Tuesday, December 15, 2009

Semantic Publishing

For the most part searching for information on the web consists of relying on the search engine to find the occurrence of the words we type in the search box. This will certainly bring back a large quantity of documents, but whether or not the documents are useful is another matter. This has been the case since very early in the online information age when we librarians went to great lengths to professionally come up with search strategies that gave the user as many valid documents as possible.


Just because we search for documents that have a certain set of search terms doesn't at all mean that the meaning of retrieved documents will be anywhere close to what we intended. Semantic Publishing refers to an emerging practice of enriching documents with anything that makes the meaning of a document clearer to the search engine. Additionally, if a document's meaning is more discoverable, similar documents can be integrated with others providing reliably linked information from a search.


A number of STM publishers are making efforts in several areas to create on-line journals that are semantically enriched. An excellent example of this is the New England Journal of Medicine (NEJM). In order to facilitate the discovery of an article, NEJM routinely adds semantic XML markup in the text to increase the understanding of the underlying meaning. Additionally, NEJM routinely explores methods for semantic publishing at their Journal's Beta Site. This includes the use of supplementary material with the articles including audio, video, images, and creative ways to link material.

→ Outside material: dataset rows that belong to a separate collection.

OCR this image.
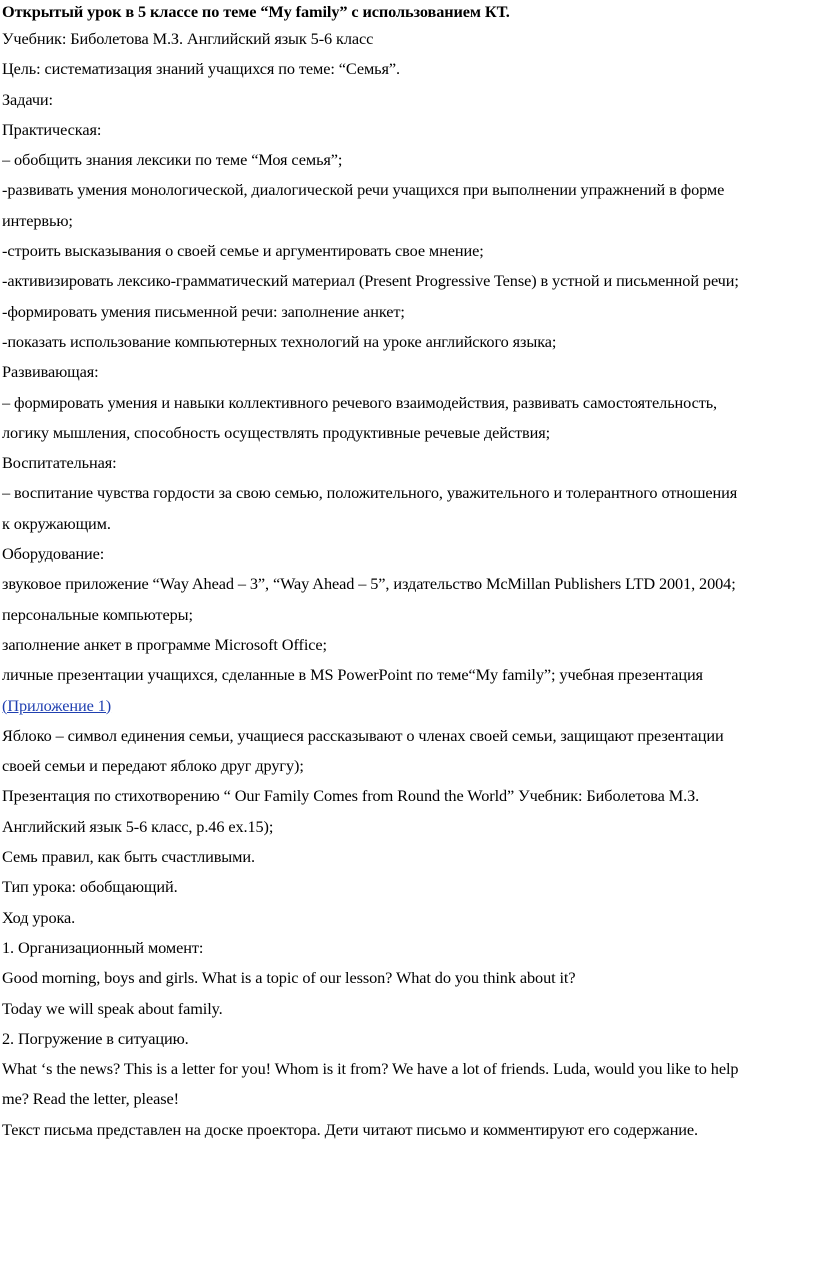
Открытый урок в 5 классе по теме “My family” с использованием КТ.
Учебник: Биболетова М.З. Английский язык 5-6 класс
Цель: систематизация знаний учащихся по теме: “Семья”.
Задачи:
Практическая:
– обобщить знания лексики по теме “Моя семья”;
-развивать умения монологической, диалогической речи учащихся при выполнении упражнений в форме
интервью;
-строить высказывания о своей семье и аргументировать свое мнение;
-активизировать лексико-грамматический материал (Present Progressive Tense) в устной и письменной речи;
-формировать умения письменной речи: заполнение анкет;
-показать использование компьютерных технологий на уроке английского языка;
Развивающая:
– формировать умения и навыки коллективного речевого взаимодействия, развивать самостоятельность,
логику мышления, способность осуществлять продуктивные речевые действия;
Воспитательная:
– воспитание чувства гордости за свою семью, положительного, уважительного и толерантного отношения
к окружающим.
Оборудование:
звуковое приложение “Way Ahead – 3”, “Way Ahead – 5”, издательство McMillan Publishers LTD 2001, 2004;
персональные компьютеры;
заполнение анкет в программе Microsoft Office;
личные презентации учащихся, сделанные в MS PowerPoint по теме“My family”; учебная презентация
(Приложение 1)
Яблоко – символ единения семьи, учащиеся рассказывают о членах своей семьи, защищают презентации
своей семьи и передают яблоко друг другу);
Презентация по стихотворению “ Our Family Comes from Round the World” Учебник: Биболетова М.З.
Английский язык 5-6 класс, р.46 ex.15);
Семь правил, как быть счастливыми.
Тип урока: обобщающий.
Ход урока.
1. Организационный момент:
Good morning, boys and girls. What is a topic of our lesson? What do you think about it?
Today we will speak about family.
2. Погружение в ситуацию.
What ‘s the news? This is a letter for you! Whom is it from? We have a lot of friends. Luda, would you like to help
me? Read the letter, please!
Текст письма представлен на доске проектора. Дети читают письмо и комментируют его содержание.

The benefits of semantic publishing will enable the new semantic web. This vision of the semantic web was described by Tim Berners-Lee in 1999 as:


I have a dream for the Web [in which computers] become capable of analyzing all the data on the Web – the content, links, and transactions between people and computers. A ‘Semantic Web’, which should make this possible, has yet to emerge, but when it does, the day-to-day mechanisms of trade, bureaucracy and our daily lives will be handled by machines talking to machines. The ‘intelligent agents’ people have touted for ages will finally materialize.

With efforts such as with the New England Journal of Medicine, this vision is closer to reality.

1 comment:

Gouri said...

The search results are further worsened by the blackhat SEO techniques like keyword stuffing & link trading :) Though search engines are constantly working on their search algorithm (Google, for instance, has stopped considering meta keywords), they are still a long way to go.

The day when search engines start throwing results not just on the basis of word match but after thorough analysis of the data, will in deed be a dream come true for all the netizens.

Nice to know that Journal's Beta Site has made a significant achievement in this direction. Thank you for such an informative article.